Morse Function Definition: Does it implies Morse function is $C^2$?

Question

In my understanding, Morse function just means the determinant of Hessian matrix is nonsingular at critical points.

So my claims are:

1. the function itself should be continuous

2. the reference to Hessian matrix in the definition implies Morse functions are twice differentiable - T/F?

3. But Morse functions are not $C^2$ since the definition does not require continuity after twice differential - T/F?

Thank you very much!

n.b.1. A morse function is defined to be "A function for which all critical points are nondegenerate and all critical levels are different."

n.b.2. $f$ is of class $\mathscr{C}^k$ on $U$ if all iterated partial derivatives of $f$, of order at most $k$, exist and are continuous on $U$.
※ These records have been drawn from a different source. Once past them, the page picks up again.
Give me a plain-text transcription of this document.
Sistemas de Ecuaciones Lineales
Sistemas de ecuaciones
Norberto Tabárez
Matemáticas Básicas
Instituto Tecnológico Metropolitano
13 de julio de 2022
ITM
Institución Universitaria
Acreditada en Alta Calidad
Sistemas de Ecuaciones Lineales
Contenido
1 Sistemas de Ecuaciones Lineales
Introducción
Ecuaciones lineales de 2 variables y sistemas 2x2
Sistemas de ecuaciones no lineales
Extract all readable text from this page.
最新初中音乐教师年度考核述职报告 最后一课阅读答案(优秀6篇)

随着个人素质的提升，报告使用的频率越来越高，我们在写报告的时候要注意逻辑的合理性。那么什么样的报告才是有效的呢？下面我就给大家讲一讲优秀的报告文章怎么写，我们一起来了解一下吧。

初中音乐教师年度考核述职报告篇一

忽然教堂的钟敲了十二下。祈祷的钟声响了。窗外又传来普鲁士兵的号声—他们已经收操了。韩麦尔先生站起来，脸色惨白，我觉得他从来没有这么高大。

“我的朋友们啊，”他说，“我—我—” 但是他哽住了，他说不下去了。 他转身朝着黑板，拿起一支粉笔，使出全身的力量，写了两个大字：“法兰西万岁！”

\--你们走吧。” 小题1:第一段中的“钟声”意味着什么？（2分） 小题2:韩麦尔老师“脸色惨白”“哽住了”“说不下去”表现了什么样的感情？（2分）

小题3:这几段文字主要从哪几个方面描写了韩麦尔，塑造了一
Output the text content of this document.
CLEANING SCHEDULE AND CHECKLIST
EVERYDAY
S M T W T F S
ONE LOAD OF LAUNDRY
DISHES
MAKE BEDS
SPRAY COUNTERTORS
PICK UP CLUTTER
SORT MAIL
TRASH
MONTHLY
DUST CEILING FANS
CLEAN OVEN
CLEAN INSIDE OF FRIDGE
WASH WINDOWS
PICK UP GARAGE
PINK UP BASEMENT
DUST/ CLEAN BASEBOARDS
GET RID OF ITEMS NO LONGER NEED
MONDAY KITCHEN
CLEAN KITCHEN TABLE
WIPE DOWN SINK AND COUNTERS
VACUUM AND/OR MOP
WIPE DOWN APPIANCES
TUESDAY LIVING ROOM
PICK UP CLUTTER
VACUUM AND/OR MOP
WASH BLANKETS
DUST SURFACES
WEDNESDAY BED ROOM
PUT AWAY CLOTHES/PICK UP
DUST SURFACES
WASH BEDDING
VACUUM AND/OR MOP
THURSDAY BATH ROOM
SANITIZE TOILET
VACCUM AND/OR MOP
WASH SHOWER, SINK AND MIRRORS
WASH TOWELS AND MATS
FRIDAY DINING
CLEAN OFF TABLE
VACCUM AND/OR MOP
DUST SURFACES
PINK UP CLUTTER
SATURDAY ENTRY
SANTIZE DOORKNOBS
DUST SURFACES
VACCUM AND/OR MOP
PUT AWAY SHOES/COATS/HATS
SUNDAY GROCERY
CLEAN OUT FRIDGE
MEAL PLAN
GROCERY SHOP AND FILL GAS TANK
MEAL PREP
n.b.3. Differentiable functions are continuos. But the derivative of a differentiable function may not be continuous: $$f(x) = \left\{\begin{matrix} x^2 \sin \frac{1}{x} & x \neq 0\\ 0 & x=0 \end{matrix}\right.$$

Answer 1

In most introductory texts, a Morse function is defined to be smooth ($C^\infty$), since most such texts do not wish to bother themselves with the minutiae of degrees of regularity. However, the assertion that a Morse function is $C^2$ suffices, at least for the basics of the subject, i.e. results like the Morse Lemma do not require smoothness.

Although you can define the Hessian without $f$ being $C^2$, I can not find any text that develops the theory assuming only twice differentiability. If you read some proofs of the Morse Lemma, they use the fact that the entries of the Hessian are continuous, so I suspect that one must proceed with care when some, but not all, double partials are continuous.